Asia Markets: Asian Markets Skid After Wall Street Sinks Into Correction Territory

Asian stocks capped their worst week in years, with more heavy selling coming after a late slump pushed the Dow Jones Industrial Average and S&P 500 into correction territory.

Benchmarks in Japan, Hong Kong and Shanghai were poised to join them in falling at least 10% from their most-recent high, with declines Friday in all three markets of at least 2.5%.

Many investors believe the past week’s selling has reflected an overdue pullback after big 2017 and early 2018 gains, exacerbated by fears of rising inflation and a crash in products betting on low volatility. Investors withdrew $30.6 billion from EPFR-tracked equity funds in the first week of February, and all major equity benchmarks bar Italy have now wiped out 2018’s gains.

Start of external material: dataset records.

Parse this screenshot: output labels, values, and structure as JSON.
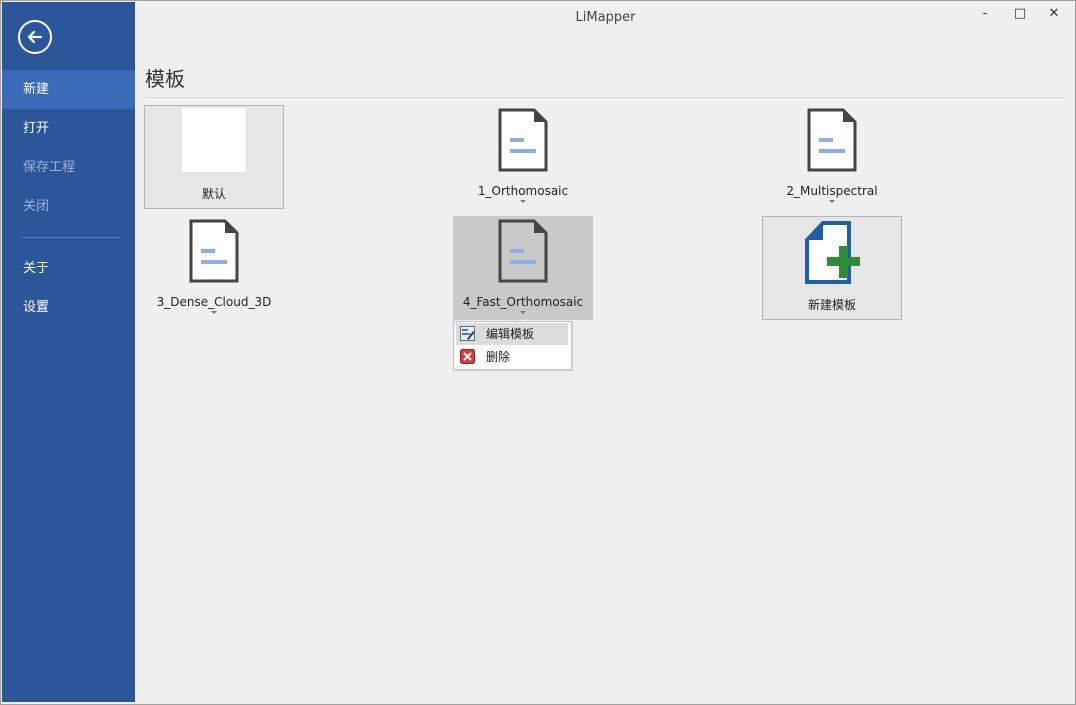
{
  "window": {
    "title": "LiMapper",
    "minimize_label": "-",
    "maximize_label": "□",
    "close_label": "✕"
  },
  "sidebar": {
    "back_icon": "back-arrow-icon",
    "items": [
      {
        "label": "新建",
        "state": "active"
      },
      {
        "label": "打开",
        "state": "normal"
      },
      {
        "label": "保存工程",
        "state": "disabled"
      },
      {
        "label": "关闭",
        "state": "disabled"
      },
      {
        "label": "关于",
        "state": "normal"
      },
      {
        "label": "设置",
        "state": "normal"
      }
    ]
  },
  "main": {
    "section_title": "模板",
    "templates": [
      {
        "label": "默认",
        "kind": "blank"
      },
      {
        "label": "1_Orthomosaic",
        "kind": "document"
      },
      {
        "label": "2_Multispectral",
        "kind": "document"
      },
      {
        "label": "3_Dense_Cloud_3D",
        "kind": "document"
      },
      {
        "label": "4_Fast_Orthomosaic",
        "kind": "document",
        "selected": true
      },
      {
        "label": "新建模板",
        "kind": "new"
      }
    ]
  },
  "context_menu": {
    "items": [
      {
        "label": "编辑模板",
        "icon": "edit-template-icon"
      },
      {
        "label": "删除",
        "icon": "delete-icon"
      }
    ]
  },
  "colors": {
    "sidebar": "#2b579a",
    "sidebar_active": "#3a6bb8",
    "doc_lines": "#8eaee6",
    "new_icon_blue": "#1f5fa8",
    "new_icon_green": "#2e8b3a",
    "delete_red": "#d83b3b"
  }
}
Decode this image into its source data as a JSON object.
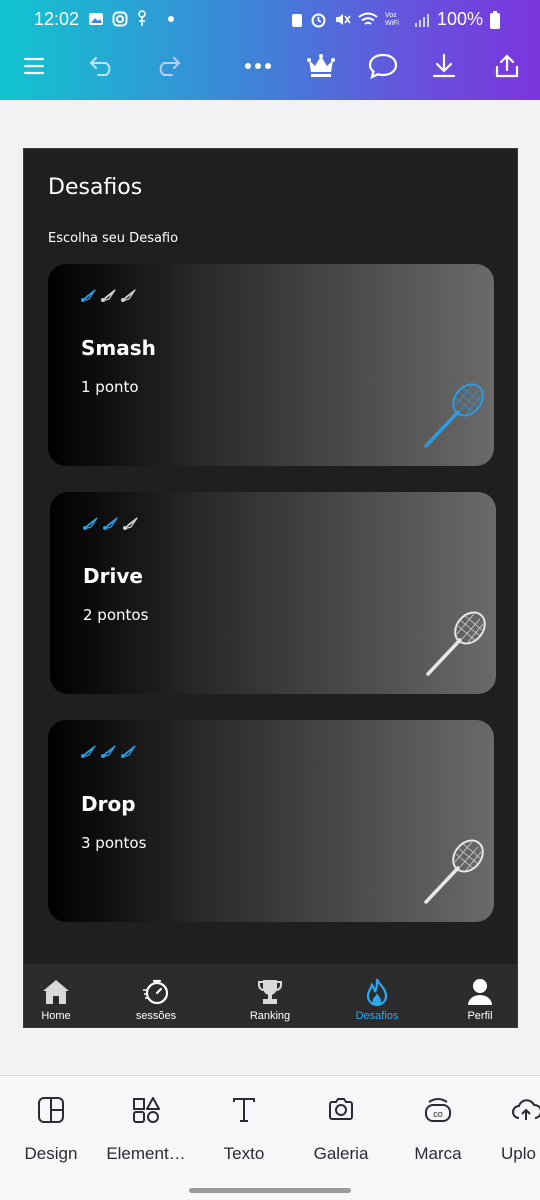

Chinese stocks fared the worst, falling as much as 6% at one point. The Shanghai Composite SHCOMP, -4.05% less than a month removed from a record 11-day winning streak and rising in 18 of 19 days, fell to levels last seen in May on Friday. It closed down 4%. For the week, the index is down 9.6%, which is its biggest weekly loss since January 2016.

Hong Kong’s stock benchmarks were also pressured by selling in China. The Hang Seng Index HSI, -3.10% closed down 3.1%, with a drop of just over 10% its worst since 2008.

New Zealand’s benchmark NZ50GR, -1.04%  , which fared relatively well Friday in dropping just 1%, still had its biggest weekly decline since 2010. The weekly decline was the biggest since 2011 for Taiwan’s Taiex Y9999, -1.49% and Singapore’s Straits Times Index Y9999, -1.49% , and since 2012 for South Korea’s Kopsi SEU, -1.82%  .

The bearish sentiment flowing from U.S. markets is exacerbated by traders looking to book in profits and exit positions ahead of the Lunar New Year holiday at the end of next week, said Dickie Wong, executive director of research at Kingston Securities.

Japan’s Nikkei NIK, -2.32% closed down 2.3%, falling 8.1% for the week, the most in two years, as haven flows into the yen also pressured that country’s stocks.

Short sellers are helping fuel today’s declines in Japan, said Kyoya Okazawa, head of institutional clients for global markets in Asia-Pacific with BNP Paribas . “This is not systematic selling; it’s people creating shorts today. There’s still some leverage positions that need to be worked out.

”Much market talk continues to focus on whether the past week’s selling has been an overdue pullback after big 2017 gains for many stock markets globally or the start of a sustained decline.

“It is reasonable to not want to carry risk into the weekend, but some longer-term investors might see this as a buying opportunity,” said Tony Cheung, head of quantitative analytics for Asia-Pacific at Liquidnet.

Deutsche Bank expects “market turbulence” to continue this year as pullbacks and volatility become more common as interest rates and bond yields rise, chief economist David Folkerts-Landau said. But “more volatility should not derail the underlying economic expansion or fundamentally dent risk assets.”

S&P 500 futures ESH8, +0.66%   were recently up 0.6% after the index’s 3.8% skid Thursday, much of it occurring in the last hour of trading.

That selling came despite Treasury yields moving little on Thursday. Rising yields had been cited as a factor in equities’ turn over the past week, but on Thursday 10-year Treasury yields remained about 2.85%, around four-year highs. They were recently at 2.854%.

Stephen Innes, head of trading for Asia Pacific at Oanda, said it felt like the market was targeting 3% yield for 10-year Treasurys “given the rapid moves over the past few weeks.” He believes that once reached, “the markets will relax and hopefully come back. In the meantime, I think while bond desks are chasing bond yields...equity markets are going to continue to struggle.”

In the U.S., the Senate approved a breakthrough two-year budget deal and stopgap spending bill early Friday, sending the package to the House too late to prevent a government shutdown that began at midnight.

There was no immediate market reaction, with the WSJ Dollar Index BUXX, -0.02%  remaining essentially flat for the session.